In order to take an accurate temperature one must do a few things:
- Temperature must be taken after about 3-5 hours of sleep in order to insure that mind and body activity did not alter the temperature significantly. Some people seem to do fine with only 1 hour. Again, you be the judge, it’s your body!
- The temperature must be taken in the same place, such as orally or vaginally, since different parts of the body maintain different temperatures, you will want to make sure that you only change the “location of collection” in between cycles.
- Temperatures must be taken with the same thermometer, because different thermometers have slight differences in temperature read out. Thermometers can be changed in between cycles. See how to choose a thermometer here.
- The time that you take your temperature should be kept consistent throughout a cycle. You can generally easily get away with plus or minus one hour and not have any issue. This time can also be changed at a new cycle or after ovulation has been confirmed.
Things that can make your temperature “off”
In order to rule out any confounding factors in a odd temperature, one must be familiar with the things that can affect a basal body temperature. There are the obvious and the not so obvious. These include:
- Certain drugs and medications
- Metabolism changers (excitement, physical or emotional stress)
- Smoking (for 20 minutes or so after your last smoke)
- Sleep disturbances (insomnia, night walking, poor sleep, upsetting dreams)
- Jet lag
- A change in climate or room temperature
- Sleeping cuddled with someone if you usually do not
- Sleeping with an electric blanket or heating pad if you usually do not
- Sleeping with your mouth open
- A recent discontinuation of hormonal contraceptives
Even without any of these confounding factors, basal body temperature is a dynamic thing!

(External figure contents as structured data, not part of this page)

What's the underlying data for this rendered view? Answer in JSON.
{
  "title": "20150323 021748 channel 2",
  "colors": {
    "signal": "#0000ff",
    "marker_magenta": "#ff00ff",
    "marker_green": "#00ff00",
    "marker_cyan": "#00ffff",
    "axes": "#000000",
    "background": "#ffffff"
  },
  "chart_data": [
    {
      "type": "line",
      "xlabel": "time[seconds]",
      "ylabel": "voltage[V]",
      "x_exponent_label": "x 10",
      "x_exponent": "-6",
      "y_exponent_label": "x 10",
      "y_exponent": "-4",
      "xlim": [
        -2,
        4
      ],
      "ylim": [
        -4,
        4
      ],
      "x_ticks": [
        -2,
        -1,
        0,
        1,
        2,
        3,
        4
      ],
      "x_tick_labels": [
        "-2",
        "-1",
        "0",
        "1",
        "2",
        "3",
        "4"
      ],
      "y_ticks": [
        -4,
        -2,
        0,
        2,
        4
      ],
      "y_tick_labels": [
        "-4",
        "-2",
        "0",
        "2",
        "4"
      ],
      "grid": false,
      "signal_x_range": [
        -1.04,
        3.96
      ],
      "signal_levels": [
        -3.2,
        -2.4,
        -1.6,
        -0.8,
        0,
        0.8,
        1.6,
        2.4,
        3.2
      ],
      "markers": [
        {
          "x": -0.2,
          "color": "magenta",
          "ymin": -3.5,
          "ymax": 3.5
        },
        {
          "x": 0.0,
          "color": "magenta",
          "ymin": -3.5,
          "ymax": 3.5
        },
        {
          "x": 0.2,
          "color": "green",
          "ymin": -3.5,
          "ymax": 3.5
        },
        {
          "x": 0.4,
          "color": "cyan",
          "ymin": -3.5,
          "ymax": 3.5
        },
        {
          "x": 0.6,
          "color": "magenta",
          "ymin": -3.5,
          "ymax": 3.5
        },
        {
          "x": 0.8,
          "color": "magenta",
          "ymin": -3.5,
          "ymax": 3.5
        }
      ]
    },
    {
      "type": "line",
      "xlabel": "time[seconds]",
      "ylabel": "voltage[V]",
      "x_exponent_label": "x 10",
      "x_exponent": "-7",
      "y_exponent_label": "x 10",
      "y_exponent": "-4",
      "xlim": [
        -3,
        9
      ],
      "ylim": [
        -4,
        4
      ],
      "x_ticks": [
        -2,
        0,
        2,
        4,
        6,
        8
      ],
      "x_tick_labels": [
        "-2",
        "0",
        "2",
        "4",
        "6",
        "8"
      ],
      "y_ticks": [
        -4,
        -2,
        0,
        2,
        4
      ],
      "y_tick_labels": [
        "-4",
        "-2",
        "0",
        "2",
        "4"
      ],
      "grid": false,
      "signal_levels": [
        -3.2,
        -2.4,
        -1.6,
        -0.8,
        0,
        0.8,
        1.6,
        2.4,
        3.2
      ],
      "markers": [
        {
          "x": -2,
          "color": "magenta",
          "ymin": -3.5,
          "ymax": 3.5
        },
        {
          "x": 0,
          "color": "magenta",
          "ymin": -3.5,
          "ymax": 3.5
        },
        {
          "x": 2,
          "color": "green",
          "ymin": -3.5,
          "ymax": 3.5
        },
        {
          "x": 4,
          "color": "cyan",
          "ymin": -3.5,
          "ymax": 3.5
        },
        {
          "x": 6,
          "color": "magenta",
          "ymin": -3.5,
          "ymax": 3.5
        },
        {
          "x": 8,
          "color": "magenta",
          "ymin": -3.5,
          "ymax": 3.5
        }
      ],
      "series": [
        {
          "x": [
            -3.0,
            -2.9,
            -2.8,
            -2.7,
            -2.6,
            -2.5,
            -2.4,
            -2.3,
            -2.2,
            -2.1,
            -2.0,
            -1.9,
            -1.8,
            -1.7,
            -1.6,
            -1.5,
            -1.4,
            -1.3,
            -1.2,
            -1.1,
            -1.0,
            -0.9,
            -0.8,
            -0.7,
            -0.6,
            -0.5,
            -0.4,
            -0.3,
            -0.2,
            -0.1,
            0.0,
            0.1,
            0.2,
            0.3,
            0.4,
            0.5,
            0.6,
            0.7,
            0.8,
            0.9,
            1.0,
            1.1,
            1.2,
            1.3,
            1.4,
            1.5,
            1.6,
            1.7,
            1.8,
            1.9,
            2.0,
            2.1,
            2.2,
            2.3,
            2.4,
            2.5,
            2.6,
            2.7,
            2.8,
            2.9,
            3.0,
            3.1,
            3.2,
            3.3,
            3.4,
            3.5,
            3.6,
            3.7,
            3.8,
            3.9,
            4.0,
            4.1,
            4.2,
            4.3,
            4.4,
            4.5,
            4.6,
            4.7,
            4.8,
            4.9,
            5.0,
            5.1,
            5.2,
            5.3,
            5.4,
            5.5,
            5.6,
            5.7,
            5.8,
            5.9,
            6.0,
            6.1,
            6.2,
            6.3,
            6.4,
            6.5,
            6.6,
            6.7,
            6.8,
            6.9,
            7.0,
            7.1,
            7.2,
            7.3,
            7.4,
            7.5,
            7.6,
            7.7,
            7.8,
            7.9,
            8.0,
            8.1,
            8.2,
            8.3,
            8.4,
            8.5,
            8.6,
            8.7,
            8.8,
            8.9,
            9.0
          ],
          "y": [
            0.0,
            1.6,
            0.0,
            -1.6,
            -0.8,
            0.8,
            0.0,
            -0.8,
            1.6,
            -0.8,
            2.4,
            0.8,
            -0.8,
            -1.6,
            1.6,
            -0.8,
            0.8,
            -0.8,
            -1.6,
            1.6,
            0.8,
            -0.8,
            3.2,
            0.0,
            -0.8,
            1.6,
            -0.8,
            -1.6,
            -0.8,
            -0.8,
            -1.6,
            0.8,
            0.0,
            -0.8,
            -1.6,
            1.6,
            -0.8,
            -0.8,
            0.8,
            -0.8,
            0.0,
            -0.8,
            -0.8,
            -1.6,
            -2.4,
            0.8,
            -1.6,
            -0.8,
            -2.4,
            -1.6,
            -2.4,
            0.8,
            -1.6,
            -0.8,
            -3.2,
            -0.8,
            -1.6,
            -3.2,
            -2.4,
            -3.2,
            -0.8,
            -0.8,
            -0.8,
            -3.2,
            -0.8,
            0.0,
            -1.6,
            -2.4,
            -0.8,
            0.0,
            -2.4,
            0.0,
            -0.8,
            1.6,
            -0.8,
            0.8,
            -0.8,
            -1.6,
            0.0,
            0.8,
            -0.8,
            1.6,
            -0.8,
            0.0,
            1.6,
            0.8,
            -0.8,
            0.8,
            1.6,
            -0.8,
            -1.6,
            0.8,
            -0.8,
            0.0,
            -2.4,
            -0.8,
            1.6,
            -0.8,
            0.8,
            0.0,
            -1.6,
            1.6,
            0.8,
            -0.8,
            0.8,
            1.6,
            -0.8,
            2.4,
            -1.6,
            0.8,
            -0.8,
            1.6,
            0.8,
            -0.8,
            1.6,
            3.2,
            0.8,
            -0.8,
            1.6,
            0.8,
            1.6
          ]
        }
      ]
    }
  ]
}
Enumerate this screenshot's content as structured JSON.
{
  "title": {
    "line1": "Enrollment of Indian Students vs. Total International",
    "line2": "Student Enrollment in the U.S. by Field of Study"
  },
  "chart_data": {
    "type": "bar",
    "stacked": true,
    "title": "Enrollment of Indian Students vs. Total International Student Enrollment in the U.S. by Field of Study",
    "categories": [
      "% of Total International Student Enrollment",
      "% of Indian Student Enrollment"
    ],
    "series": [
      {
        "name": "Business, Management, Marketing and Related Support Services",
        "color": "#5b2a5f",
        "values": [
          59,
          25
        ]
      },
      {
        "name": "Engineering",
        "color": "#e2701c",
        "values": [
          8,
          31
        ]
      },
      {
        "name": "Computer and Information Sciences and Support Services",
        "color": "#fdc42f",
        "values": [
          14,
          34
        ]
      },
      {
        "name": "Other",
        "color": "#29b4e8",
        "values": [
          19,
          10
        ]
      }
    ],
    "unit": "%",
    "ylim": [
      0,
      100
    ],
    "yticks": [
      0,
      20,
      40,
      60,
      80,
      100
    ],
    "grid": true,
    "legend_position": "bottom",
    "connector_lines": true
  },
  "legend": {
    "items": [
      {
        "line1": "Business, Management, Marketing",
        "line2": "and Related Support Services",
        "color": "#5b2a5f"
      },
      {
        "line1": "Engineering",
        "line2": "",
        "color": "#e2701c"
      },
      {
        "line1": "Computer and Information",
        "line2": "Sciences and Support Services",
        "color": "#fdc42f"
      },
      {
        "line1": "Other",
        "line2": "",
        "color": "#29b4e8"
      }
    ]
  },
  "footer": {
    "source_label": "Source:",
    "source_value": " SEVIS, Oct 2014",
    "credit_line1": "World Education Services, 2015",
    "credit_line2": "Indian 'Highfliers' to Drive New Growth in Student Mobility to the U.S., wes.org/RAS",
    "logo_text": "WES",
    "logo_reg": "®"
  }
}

Your temperature will go up and down on a daily basis, but is still a useful tool in determining fertility. After ovulation, the basal body temperature will jump enough that there is a clear rise from pre-ovulatory levels. (Remember this is AFTER ovulation and you can not determine when ovulation will happen with your basal temperature, but only that it has, in retrospect). If the whole chart is taken into consideration you will not have a problem determining the shift that your temperature makes.

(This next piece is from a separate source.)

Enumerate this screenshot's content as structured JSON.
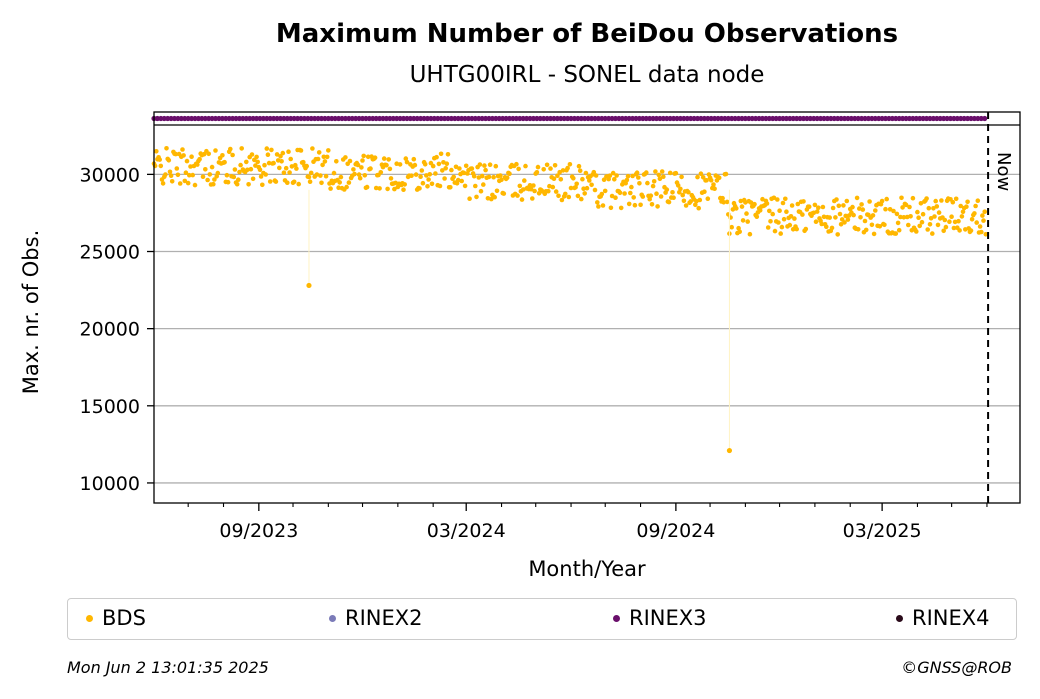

There are other big factors to notice when looking at your temperature. Elevated temperatures could be hyperthyroid, and low temperatures likely indicate hypothyroid. Small variations in different individuals temperatures can also be attributed to general body metabolism, which can vary slightly in healthy individuals. In addition, you can generally see a progesterone deficit if the temperature raises slowly after ovulation, temperatures dip onto or below the cover line, or luteal phases are less than 10 days. In addition, if there is no temperature shift it is almost definitely a sign that the person is not ovulating (with very few exceptions).

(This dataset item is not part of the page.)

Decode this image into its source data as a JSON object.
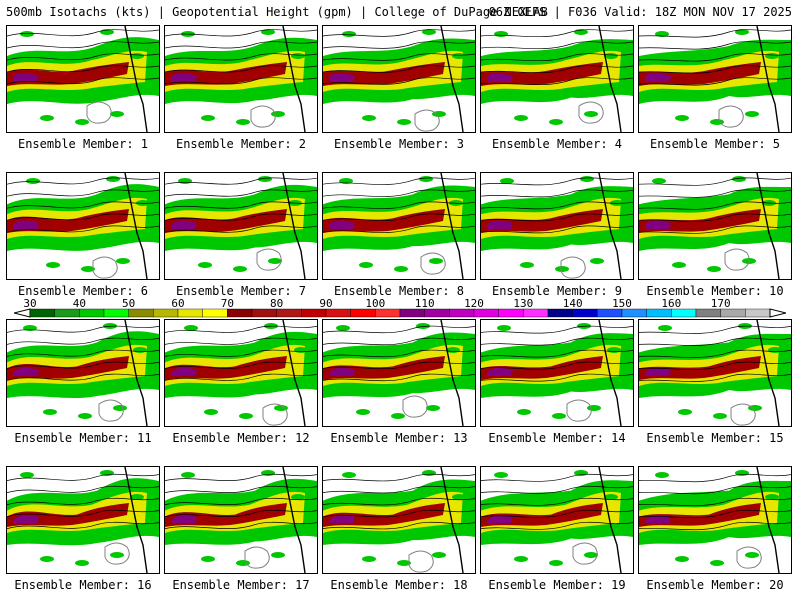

Overall, taking a basal body temperature is a useful tool for you if you want to know more about your fertility. I know the list of things that can change your temperature looks a little intimidating, but for most people their temperature is changed minimally or not at all. I always recommend that my clients just take their temperature for a cycle, note anything they think may have made it funky, and figure out what makes a difference for them. These are things that should be kept in mind when interpreting a chart, rather than worried about. You may be more or less sensitive to certain factors and only through taking your temperatures can you find out what you can tolerate to get a readable chart, and in doing so you may notice that it is easier than you think!